Valor Econômico
Adriana Cotias, de São Paulo
A malha é extensa. São mais de 150 mil correspondentes bancários no Brasil, número muito acima das 19 mil agências convencionais. Apesar disso, essa via, que desde a origem chega às regiões mais afastadas e atende às populações carentes, ainda tem um longo caminho a trilhar para extrapolar o mero pagamento de benefícios e recebimento de contas e tornar-se um meio efetivo de inclusão financeira. Dos mais de 1,6 bilhão de transações realizadas pelo canal anualmente, 60% referem-se à autenticação de boletos, percentual que já foi de 80%, mas que vem caindo devagar.
O diagnóstico é do Centro de Estudos em Microfinanças da Fundação Getúlio Vargas (FGV), que, com o apoio do International Development Centre, ligado ao governo canadense, e do Banco Mundial, vem mapeando, desde meados da década, as iniciativas de microfinanças no país, associadas à evolução da tecnologia bancária.
“Os correspondentes no Brasil são vistos no mundo todo como referência em inovação, têm grande relevância ao levar o atendimento bancário aos mais pobres, têm um papel transformador em certas economias, mas toda a infraestrutura instalada, com custos fixos incorrendo, está sendo subutilizada”, diz o professor Lauro Gonzales, coordenador da área na FGV. A crítica é que estabelecimentos como farmácias, mercearias e lotéricas, que têm a atividade de correspondente como extensão do próprio negócio, distribuem de forma limitada microcrédito e microsseguros e praticamente não captam poupança.
A grande massa atendida pelos correspondentes tem baixa cultura financeira e usa o caixa do comércio para receber benefícios de aposentadoria e programas sociais, eventualmente abrindo contas simplificadas, diz Eduardo Diniz, um dos pesquisadores da FGV . “O cliente acaba abrindo conta e ela não serve para nada. Está bancarizado, mas o efeito disso é nulo, não há outros serviços embutidos.” Ele conta que quando as instituições cadastram um correspondente no Banco Central (BC) costumam pedir habilitação para vários serviços, mas que a prática mostra o maior peso de saques e pagamentos, transações sem riscos.

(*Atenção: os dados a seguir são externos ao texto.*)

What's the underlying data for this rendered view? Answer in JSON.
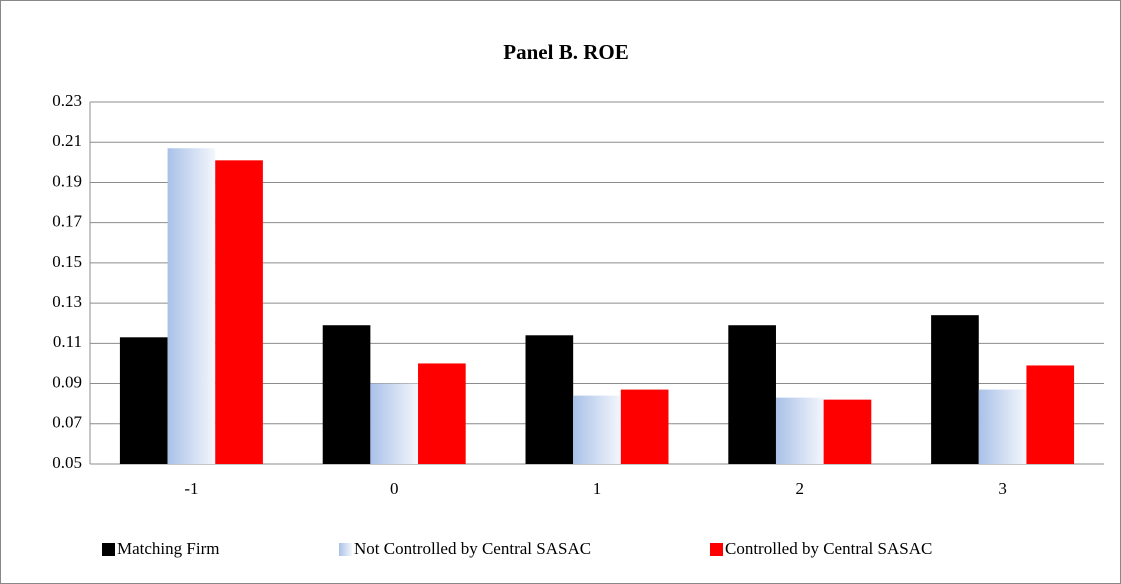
{
  "chart_data": {
    "type": "bar",
    "title": "Panel B. ROE",
    "categories": [
      "-1",
      "0",
      "1",
      "2",
      "3"
    ],
    "series": [
      {
        "name": "Matching Firm",
        "color": "#000000",
        "values": [
          0.113,
          0.119,
          0.114,
          0.119,
          0.124
        ]
      },
      {
        "name": "Not Controlled by Central SASAC",
        "color": "#a9c1e8",
        "values": [
          0.207,
          0.09,
          0.084,
          0.083,
          0.087
        ]
      },
      {
        "name": "Controlled by Central SASAC",
        "color": "#ff0000",
        "values": [
          0.201,
          0.1,
          0.087,
          0.082,
          0.099
        ]
      }
    ],
    "ylim": [
      0.05,
      0.23
    ],
    "yticks": [
      0.05,
      0.07,
      0.09,
      0.11,
      0.13,
      0.15,
      0.17,
      0.19,
      0.21,
      0.23
    ],
    "grid": true,
    "legend": "bottom"
  }
}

Pelos dados do BC, em 2009 o saldo das carteiras de microcrédito (consumo, produtivo e consignado) esbarrava no R$ 1,8 bilhão, uma fatia irrisória do crédito total no país – R$ 1,4 trilhão.
Os correspondentes são a via que poderia diminuir essa distância, como já mostraram as grandes redes de varejo, que passaram a atuar no financiamento ao consumo e se especializar em dar crédito aos mais pobres muito antes dos bancos. Gonzales lembra do caso do Banco ibi, que nasceu dentro da rede C&A. Quando adquirido pelo Bradesco, em 2009, 40% dos 11 milhões de clientes titulares de cartões não tinham conta em banco.
Em todo o país, de 2004 para cá, 10 milhões de contas simplificadas foram abertas pelos bancos. Mas, ao fim de 2009, apenas 5,7 milhões delas estavam ativas. Ou seja, quase metade simplesmente ficou esquecida pelos clientes. As contas de poupança ativas limitavam-se a 16,8 mil. Já o número de clientes que efetivamente têm operações de microcrédito não passa de 800 mil, calcula Diniz.
Para os pesquisadores da FGV, falta aos bancos beber na fonte do microcrédito produtivo, que coloca em campo agentes de crédito para entender as necessidades dos microempreendedores. Os comerciantes que atuam como correspondentes poderiam exercer papel semelhante para os bancos.
Diniz ainda cita o formato do Lemon Bank, que antes de fechar as portas e passar sua rede de correspondentes para o Banco do Brasil, em 2009, provou ser possível distribuir produtos financeiros para a baixa renda sem ter agências físicas e até ensaiou a criação de um cadastro positivo, a partir da autenticação de boletos. Em sete anos, conquistou 5 milhões de clientes. A pouca experiência no crédito foi, porém, um dos fatores apontados para seu fim precoce.